2. To do well in my studies next year, duh. who won't want lol
3. To be really happy, to worry less.

3 simple things only, yet hard to do. Hope I'll really be able to do em!


& I HOPE I WILL HAVE A REALLY GOOD 2013. HAVE A GOOD 2013 TOO Y'ALL. 

Saturday 29 December 2012

21/12/2012



 HAPPY WEEKENDS!!

Peektures from dad's cousin's wedding at mbs on 21/12! No photos of food cause I wasn't sitting with my relatives. I mean I was sitting with my relatives but the ones I see once in every year or sometimes I don't even see them... So not very nice to hold people's dinner up + wedding food all the same?!

& then yknow how your relatives all always go like "wah you grow so tall already ah girl!!" Or like "ah girl ah you how old already ah" or like "which school you studying in now ah" & in my head I'm just like "auntie... I say like a thousand times alr..." ultimate Grammy award winning facepalm moment?!

Peektures in random order, please do not mind. Lol

MUMMY TAN
#ootd. after a night, i really couldn't walk anymore, lol. 


I was sitting on a table filled with kids like half the table was kids & this kid opposite me was so effing cute!!!! He really looks like some future hong kong star lah!!!
& this baby!!! so chubby+eurasian looking(somehow), *pedo mode on* just kidding.

DADDY TAN 
MUMMY TAN



 GOODNIGHT WORLD.

Thursday 27 December 2012

Christmas



MERRY CHRISTMAS EARTHLINGS! 
HAPPY WINTER WONDERLAND. 

I'm not late in my christmas greetings, there's 20 days of christmas according to the priest who celebrated mass on christmas eve? so holly jolly christmas!! 

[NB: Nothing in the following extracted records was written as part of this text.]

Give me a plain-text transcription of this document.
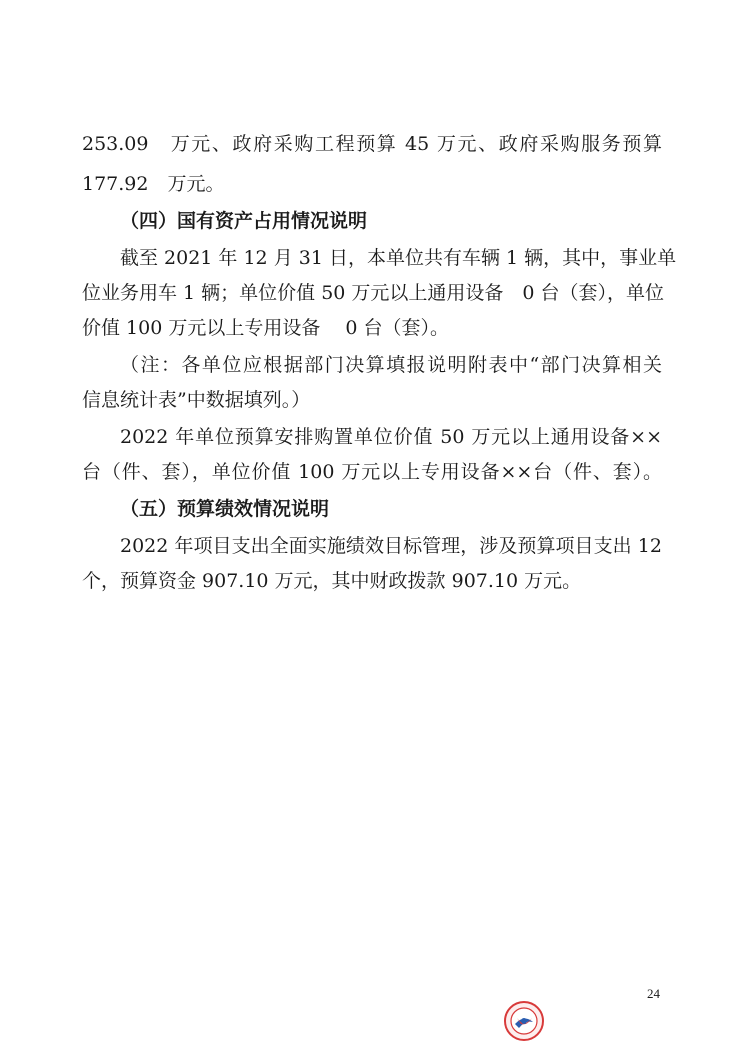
253.09　万元、政府采购工程预算 45 万元、政府采购服务预算
177.92　万元。
（四）国有资产占用情况说明
截至 2021 年 12 月 31 日，本单位共有车辆 1 辆，其中，事业单
位业务用车 1 辆；单位价值 50 万元以上通用设备　0 台（套），单位
价值 100 万元以上专用设备　 0 台（套）。
（注：各单位应根据部门决算填报说明附表中“部门决算相关
信息统计表”中数据填列。）
2022 年单位预算安排购置单位价值 50 万元以上通用设备××
台（件、套），单位价值 100 万元以上专用设备××台（件、套）。
（五）预算绩效情况说明
2022 年项目支出全面实施绩效目标管理，涉及预算项目支出 12
个，预算资金 907.10 万元，其中财政拨款 907.10 万元。
24
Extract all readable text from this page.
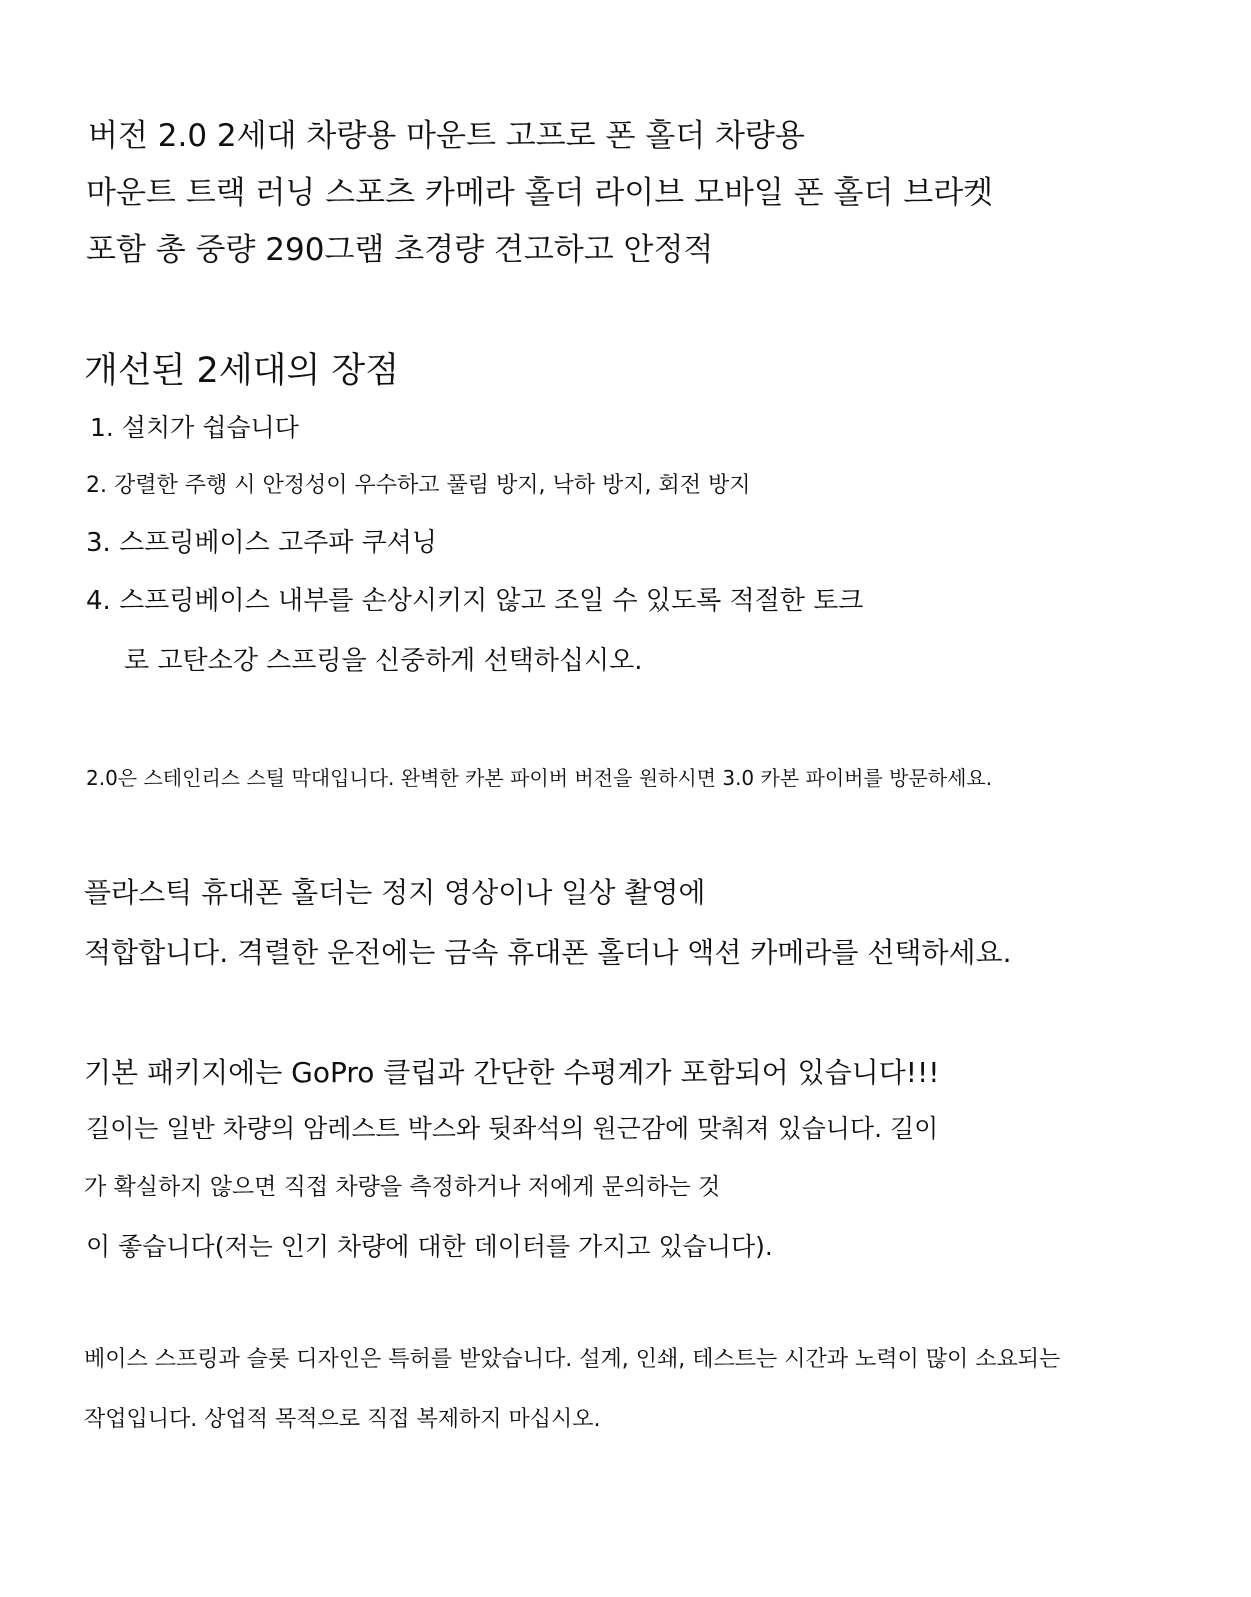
버전 2.0 2세대 차량용 마운트 고프로 폰 홀더 차량용
마운트 트랙 러닝 스포츠 카메라 홀더 라이브 모바일 폰 홀더 브라켓
포함 총 중량 290그램 초경량 견고하고 안정적
개선된 2세대의 장점
1. 설치가 쉽습니다
2. 강렬한 주행 시 안정성이 우수하고 풀림 방지, 낙하 방지, 회전 방지
3. 스프링베이스 고주파 쿠셔닝
4. 스프링베이스 내부를 손상시키지 않고 조일 수 있도록 적절한 토크
로 고탄소강 스프링을 신중하게 선택하십시오.
2.0은 스테인리스 스틸 막대입니다. 완벽한 카본 파이버 버전을 원하시면 3.0 카본 파이버를 방문하세요.
플라스틱 휴대폰 홀더는 정지 영상이나 일상 촬영에
적합합니다. 격렬한 운전에는 금속 휴대폰 홀더나 액션 카메라를 선택하세요.
기본 패키지에는 GoPro 클립과 간단한 수평계가 포함되어 있습니다!!!
길이는 일반 차량의 암레스트 박스와 뒷좌석의 원근감에 맞춰져 있습니다. 길이
가 확실하지 않으면 직접 차량을 측정하거나 저에게 문의하는 것
이 좋습니다(저는 인기 차량에 대한 데이터를 가지고 있습니다).
베이스 스프링과 슬롯 디자인은 특허를 받았습니다. 설계, 인쇄, 테스트는 시간과 노력이 많이 소요되는
작업입니다. 상업적 목적으로 직접 복제하지 마십시오.
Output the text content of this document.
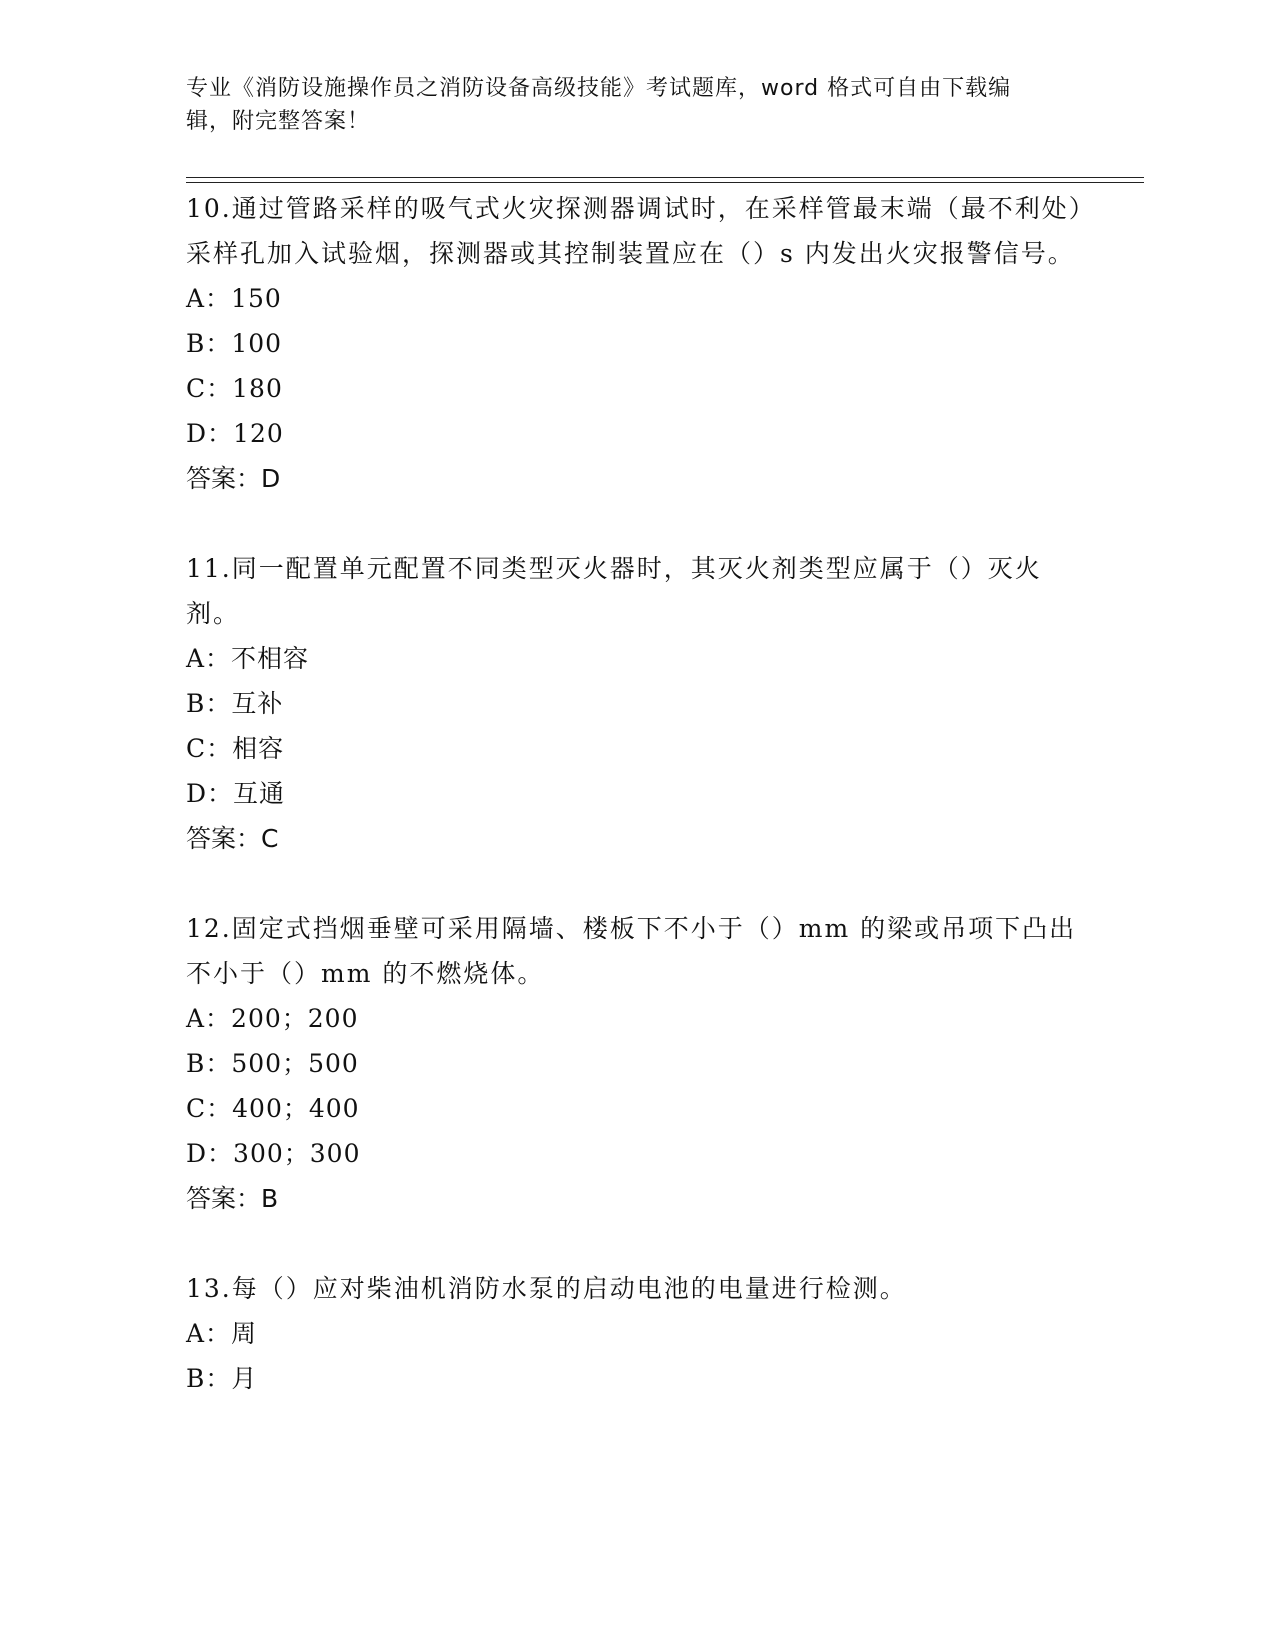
专业《消防设施操作员之消防设备高级技能》考试题库，word 格式可自由下载编
辑，附完整答案！

10.通过管路采样的吸气式火灾探测器调试时，在采样管最末端（最不利处）采样孔加入试验烟，探测器或其控制装置应在（）s 内发出火灾报警信号。

A：150

B：100

C：180

D：120

答案：D

11.同一配置单元配置不同类型灭火器时，其灭火剂类型应属于（）灭火剂。

A：不相容

B：互补

C：相容

D：互通

答案：C

12.固定式挡烟垂壁可采用隔墙、楼板下不小于（）mm 的梁或吊项下凸出不小于（）mm 的不燃烧体。

A：200；200

B：500；500

C：400；400

D：300；300

答案：B

13.每（）应对柴油机消防水泵的启动电池的电量进行检测。

A：周

B：月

Started christmas with midnight mass with le brothers. I don't know why, but every year I just have to go to midnight mass to get into the christmas feel otherwise I won't feel like it's christmas. Church ended around idk 1+am? Cabbed back home & I crawled into my bed straight after changing & I didn't take any photos cause I was tired as hell...... No... I mean..... lazy....sighpie.  

& the moment I woke up I was in a daze & I was just like "oh, happy birthday Jesus" really epic. LOL. 
Afterall, there won't be christmas if Jesus wasn't born?! 

Waited till evening for the couzies to arrive. TOOK SO LONG? 

pepperoni pizzeria!! 




"Activities"for the night


& YOGHURT LOGCAKE!!! OMG, IT TASTES SO DAMN GOOD. I HATE CAKES & I WAS SO GLAD THIS WASN'T THE TYPICAL CAKES. 
ZEE GOODNESS OF IT. 

& then near midnight I received a text from the bestfriend. 


& JENG JENG JENG. A SURPRISE! oh how i love surprises!

& went to bed with my face red. this is all for my christmas post. Merry christmas once again & have a good weekend!